By the kind of curious reasoning that this slogan has encouraged, the Supreme Court of the United States legalized murder when it legalized abortion in the first trimester. In this curious view, legalized abortion in the first trimester is murder.
I, for one, commend Bishop Olmsted for NOT referring to the abortion in Phoenix as murder.
For my standpoint, we are definitely making headway when we can agree that the abortion in Phoenix did not involve murder.
Next, we need to consider the hospital's claim that the abortion was carried out to save the mother's life. In the judgment of the medical professionals involved, the mother would have lost her life had the abortion not be carried out.
But let us be clear here. Had the mother lost her life, the fetus would have not survived, because the fetus was in the first trimester and not viable outside the mother's womb.
There should be no ambiguity about this case. The medical professionals at the hospital, the moral professional at the hospital, and the mother herself, who was consulted and who did agree to have the abortion, made the right decision under the circumstances. Bishop Olmsted has no business second-guessing them and excommunicating the Catholics involved.
Bishop Olmsted is being simple-minded if he thinks that he is qualified to second-guess the professional medical judgment after the fact and declare the act of abortion to be immoral, as he has declared. Moreover, he is abusing his power as a bishop by excommunicating the Catholics who were involved in the decision.
Perhaps another analogy will help clarify the issues involved in the Phoenix abortion case. Today the American military refers to "collateral damage." I, for one, detest this term because it is such an impersonal way to refer to the loss of innocent human life. Non-combatants represent innocent human life. Unfortunately, American military action has often resulted in the killing of non-combatants in Iraq, for example. But we Americans usually do not consider the military actors to be murderers and prosecute them for murder. As a result, the term "collateral damage" is used to refer to non-combatants who are killed by American military actions.
In those cases, the primary reason for undertaking the military action is to kill combatants. Nevertheless, it is understood that certain non-combatants will probably also be killed. But this likelihood is so predictable that the killing of such non-combatants should not be considered to be accidental. Their being killed is not accidental, but is not the primary aim of the military action.
By analogy, the abortion carried out in Phoenix was done to save the mother's life. That was the primary reason for the abortion. Thus the killing of the fetus in the abortion in Phoenix was not accidental, but it was not the primary reason for undertaking the abortion in Phoenix.

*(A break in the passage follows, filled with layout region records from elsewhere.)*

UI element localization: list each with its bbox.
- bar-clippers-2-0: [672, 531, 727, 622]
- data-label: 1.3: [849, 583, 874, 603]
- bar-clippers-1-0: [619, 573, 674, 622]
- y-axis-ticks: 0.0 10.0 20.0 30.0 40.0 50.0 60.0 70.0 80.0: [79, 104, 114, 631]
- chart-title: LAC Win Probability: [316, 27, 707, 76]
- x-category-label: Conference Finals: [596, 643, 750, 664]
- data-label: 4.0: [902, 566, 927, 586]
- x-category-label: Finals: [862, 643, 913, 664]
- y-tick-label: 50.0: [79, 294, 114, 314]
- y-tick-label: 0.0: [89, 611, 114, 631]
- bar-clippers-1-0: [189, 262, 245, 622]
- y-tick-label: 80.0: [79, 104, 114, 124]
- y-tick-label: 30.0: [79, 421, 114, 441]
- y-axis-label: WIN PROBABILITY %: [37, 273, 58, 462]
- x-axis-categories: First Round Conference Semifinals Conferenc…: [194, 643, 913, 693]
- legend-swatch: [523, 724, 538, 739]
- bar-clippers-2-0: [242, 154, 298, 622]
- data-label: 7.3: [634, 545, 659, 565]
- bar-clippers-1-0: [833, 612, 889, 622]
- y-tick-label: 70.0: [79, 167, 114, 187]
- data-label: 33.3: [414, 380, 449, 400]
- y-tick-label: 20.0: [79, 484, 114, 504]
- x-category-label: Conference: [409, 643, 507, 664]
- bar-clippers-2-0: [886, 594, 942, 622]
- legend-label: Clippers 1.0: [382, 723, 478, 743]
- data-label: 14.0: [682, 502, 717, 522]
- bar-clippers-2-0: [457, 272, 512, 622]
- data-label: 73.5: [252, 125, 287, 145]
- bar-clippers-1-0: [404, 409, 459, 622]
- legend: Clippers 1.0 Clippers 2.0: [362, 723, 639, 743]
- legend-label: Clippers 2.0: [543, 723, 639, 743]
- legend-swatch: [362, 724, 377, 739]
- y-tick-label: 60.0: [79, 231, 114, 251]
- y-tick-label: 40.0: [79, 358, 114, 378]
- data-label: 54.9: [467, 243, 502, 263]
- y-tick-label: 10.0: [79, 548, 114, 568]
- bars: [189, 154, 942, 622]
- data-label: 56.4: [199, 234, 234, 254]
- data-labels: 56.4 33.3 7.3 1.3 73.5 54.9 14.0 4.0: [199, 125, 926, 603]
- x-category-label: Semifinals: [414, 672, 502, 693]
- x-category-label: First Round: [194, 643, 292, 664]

POSTSCRIPT AND UPDATE: After I had submitted this piece for consideration for publication at OpEdNews, Bishop Olmsted proceeded to carry out his threat, as I had expected him to. I have seen news stories about his official announcement published online by the NATIONAL CATHOLIC REPORTER (ncronline), the NEW YORK TIMES, the LOS ANGELES TIMES, and the GUARDIAN in the United Kingdom. On December 23, 2010, the NEW YORK TIMES published an editorial about the abortion controversy in Phoenix. NCR has run an article about the analysis that was prepared by a moral theologian; a pdf file of the full document is available online; see ncronline. The moral theologian prepared the analysis at the request of the president of Catholic Healthcare West, the parent company of the hospital in Phoenix. Bishop Olmsted had requested the analysis from Catholic Healthcare West, and he had stipulated a number of points that he wanted to see discussed in the analysis. In preparing the analysis, the moral theologian covered in detail all of the points that he had mentioned that he wanted to see discussed. The president of Catholic Healthcare West submitted the analysis to Bishop Olmsted as the bishop had requested. But Bishop Olmsted has in effect rejected the moral theologian's analysis. However, as far as I know, he has not issued a detailed critique of the analysis.